Beyond that, though, the film implies that Ali's talent for golf is a divine gift, obviating the need to explain it. His coach-cum-caddie Kishen Lal is a mere catalyst - the real reason for his prowess is the dargah of a saint with whom Ali has a "connection". This fact is established rather early on in the narrative, and your hopes of Freaky Ali being a quality sports film are dashed to smithereens.
So Ali (Nawazuddin Siddiqui) is a passive-aggressive underwear salesman who turns an extortionist debt collector for a local goon along with Maqsood (Arbaaz Khan). His fate turns when one day Maqsood and he go to a golf course to extort. Ali confronts the man who tells him to wait while he finishes the hole. Ali claims the hole is easy, so the man asks him to show it. Ali putts the ball in just one ace for he has a gifted natural swing.
This not only surprises the man but his caddy as well who knows Ali. What follows is a story of Ali turning a golfing sensation. And as he evolves into a champion beating all odds, he also meets his dream girl Megha (Amy Jackson).
Much of the excitement the film attempts to generate is out of taking Ali and putting him on a golf course. After that, you can literally see the faulty narrative and direction trying to explain Ali's unique malaise of "swivel-wrist", which helps him on the golf course; and you try to understand what the "Old Monk" Kishen Lal (Asif Basra) saw in Ali, but you fail. Then there's Amy Jackson, who plays Manager and Maybe More to golf-champ Peter - Ali nicks her over to his side with his super-charming ghetto ways just before the interval. The repurcussions of this drastic crossover aren't dwelt upon enough in the film, either, which is too focussed on Ali's divine, dargah-bestowed talent.
Considering Freaky Ali isn't a sports film, and it does have Amy Jackson in it, it could've worked a little more on the love story. The movie has very few songs, and much effort has been invested in a typical Bollywood mind-numbing qawwali number which screams "high-light!" and makes you want to scream in frustration as well. The monotonous tirade with the underworld dons trying the fix the golf tournament may be riveting stuff for a select few, but it really doesn't work for the film. Nikitin Dheer as Danger Bhai, Arbaaz Khan as Maqsood and Jackie Shroff as Bade Bhai play interesting roles but the film wraps up in a hurry and everything seems quite pointless in the end. They get a lot of screentime, and silly, un-funny innuendoes drag the narrative when better script decisions could have been taken.
Throughout the film, Nawazuddin Siddiqui's behaviour alternates between self-effacing and ridiculous bravado. It is probably because his character is such a caricature that Freaky Ali is a film nobody will take seriously.
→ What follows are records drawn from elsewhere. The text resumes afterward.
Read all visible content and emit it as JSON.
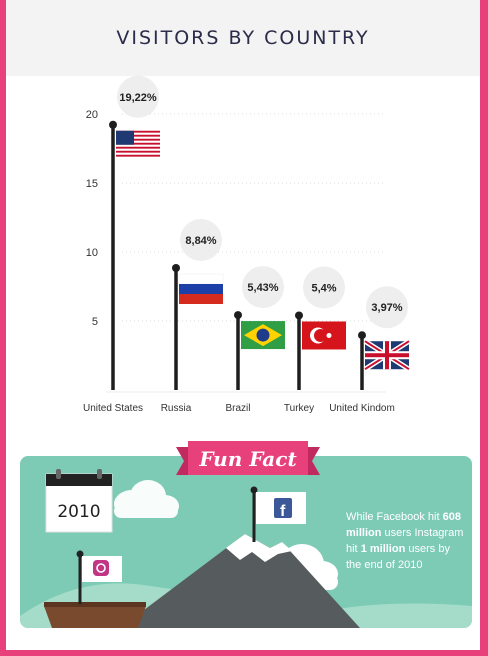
{
  "header": {
    "title": "VISITORS BY COUNTRY"
  },
  "chart_data": {
    "type": "bar",
    "categories": [
      "United States",
      "Russia",
      "Brazil",
      "Turkey",
      "United Kindom"
    ],
    "values": [
      19.22,
      8.84,
      5.43,
      5.4,
      3.97
    ],
    "data_labels": [
      "19,22%",
      "8,84%",
      "5,43%",
      "5,4%",
      "3,97%"
    ],
    "yticks": [
      "5",
      "10",
      "15",
      "20"
    ],
    "ylim": [
      0,
      20
    ],
    "grid": true
  },
  "fun_fact": {
    "badge": "Fun Fact",
    "year": "2010",
    "text_1": "While Facebook hit ",
    "bold_1": "608 million",
    "text_2": " users Instagram hit ",
    "bold_2": "1 million",
    "text_3": " users by the end of 2010",
    "flag_fb_icon": "facebook-icon",
    "flag_ig_icon": "instagram-icon"
  },
  "colors": {
    "border": "#e8407a",
    "teal": "#7dcbb5",
    "title": "#2b2b4a"
  }
}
Siddiqui, however, elevates the movie with this performance, even if he is perhaps over-hyped as an actor. He needs to brush his teeth better, though. The performances are in general disappointing.
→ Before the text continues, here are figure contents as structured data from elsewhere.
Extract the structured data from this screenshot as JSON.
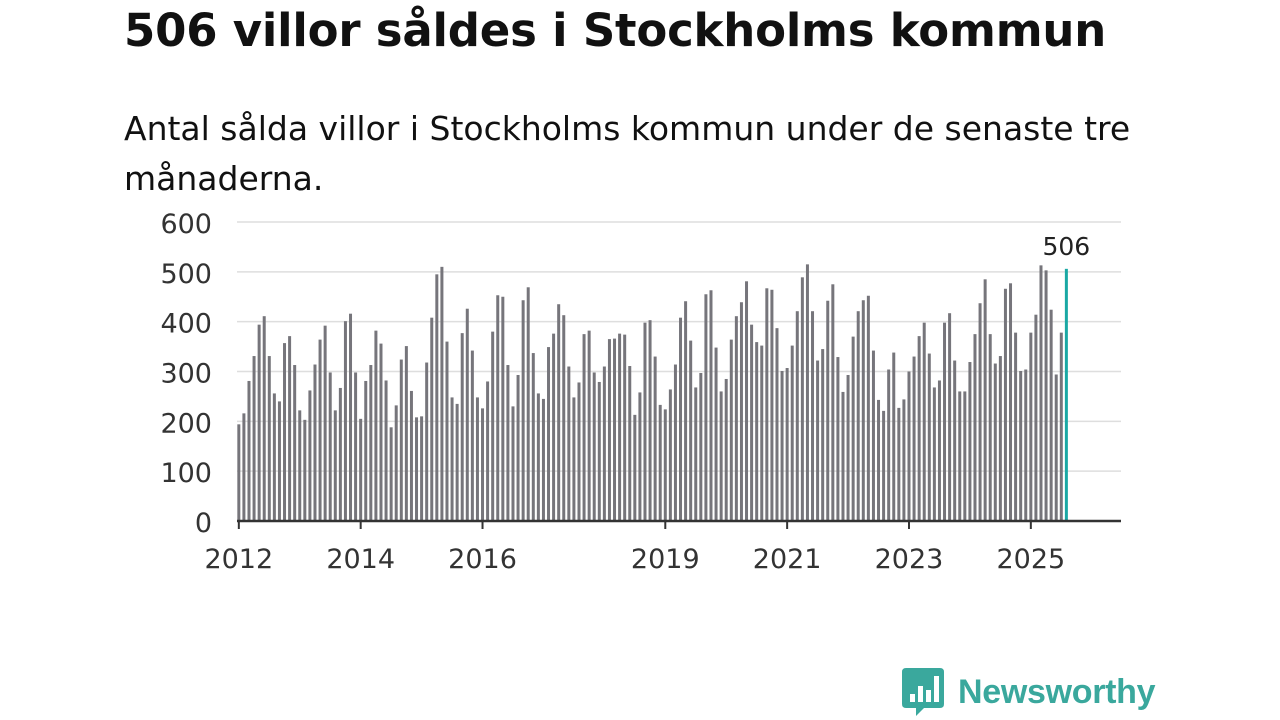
{
  "title": "506 villor såldes i Stockholms kommun",
  "subtitle": "Antal sålda villor i Stockholms kommun under de senaste tre månaderna.",
  "brand": {
    "name": "Newsworthy",
    "color": "#3aa89d",
    "icon": "bar-chart-bubble-icon"
  },
  "colors": {
    "bar": "#76757b",
    "highlight": "#1aa8a4",
    "grid": "#dedede",
    "axis": "#333333"
  },
  "chart_data": {
    "type": "bar",
    "title": "506 villor såldes i Stockholms kommun",
    "subtitle": "Antal sålda villor i Stockholms kommun under de senaste tre månaderna.",
    "xlabel": "",
    "ylabel": "",
    "ylim": [
      0,
      600
    ],
    "yticks": [
      0,
      100,
      200,
      300,
      400,
      500,
      600
    ],
    "xaxis_range": [
      2011.97,
      2026.48
    ],
    "x_tick_labels": [
      "2012",
      "2014",
      "2016",
      "2019",
      "2021",
      "2023",
      "2025"
    ],
    "x_tick_positions": [
      2012,
      2014,
      2016,
      2019,
      2021,
      2023,
      2025
    ],
    "grid": true,
    "annotation": {
      "text": "506",
      "value": 506
    },
    "start_month": "2012-01",
    "values": [
      194,
      216,
      281,
      331,
      394,
      411,
      331,
      256,
      240,
      357,
      371,
      313,
      222,
      203,
      262,
      314,
      364,
      392,
      298,
      222,
      267,
      401,
      416,
      298,
      205,
      281,
      313,
      382,
      356,
      282,
      188,
      232,
      324,
      351,
      261,
      208,
      210,
      318,
      408,
      495,
      510,
      360,
      248,
      235,
      377,
      426,
      342,
      248,
      226,
      280,
      380,
      453,
      450,
      313,
      230,
      293,
      443,
      469,
      337,
      256,
      245,
      349,
      376,
      435,
      413,
      310,
      248,
      278,
      375,
      382,
      298,
      279,
      310,
      365,
      366,
      376,
      374,
      311,
      213,
      258,
      398,
      403,
      330,
      233,
      224,
      264,
      314,
      408,
      441,
      362,
      268,
      297,
      455,
      463,
      348,
      260,
      285,
      364,
      411,
      439,
      481,
      394,
      359,
      352,
      467,
      464,
      387,
      301,
      307,
      352,
      421,
      489,
      515,
      421,
      322,
      345,
      442,
      475,
      329,
      259,
      293,
      370,
      421,
      443,
      452,
      342,
      243,
      221,
      304,
      338,
      227,
      244,
      300,
      330,
      371,
      398,
      336,
      268,
      282,
      398,
      417,
      322,
      260,
      260,
      319,
      375,
      437,
      485,
      375,
      316,
      331,
      466,
      477,
      378,
      301,
      304,
      378,
      414,
      513,
      503,
      424,
      294,
      378,
      506
    ]
  }
}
Technically the film is below average. The direction is below par, and the film struggles to make a point clearly. Freaky Ali is essentially a badly-written film - golf isn't cricket or boxing to begin with, and despite the director having three hours, he cannot get you connected with the sport. The music is terrible, and except for one overplayed instrumental soundtrack, everything is cruel on the ears, the three songs included. The cinematography and editing both add nothing to the movie.
Freaky Ali literally bubbles with excitement when it comes to portraying the slum and the underworld don scenes. There are quite a few of them, which tells you what a sports film and a half this one is. In any case, the real fun for the makers appears to have been showing the slum kids playing golf with used styrofoam cups, showing the vibrant and synced arty-qawwali organised for Ali, showing the street kids dancing to the kettle-drum in the by-lanes as well as on the golf course with equal finesse, and showing Ali tearing off his cast and making angry faces at Manager Amy a day before the tournie - these are the real things you ought to watch Freaky Ali for. Everything else - the golf, the Siddiqui - is secondary.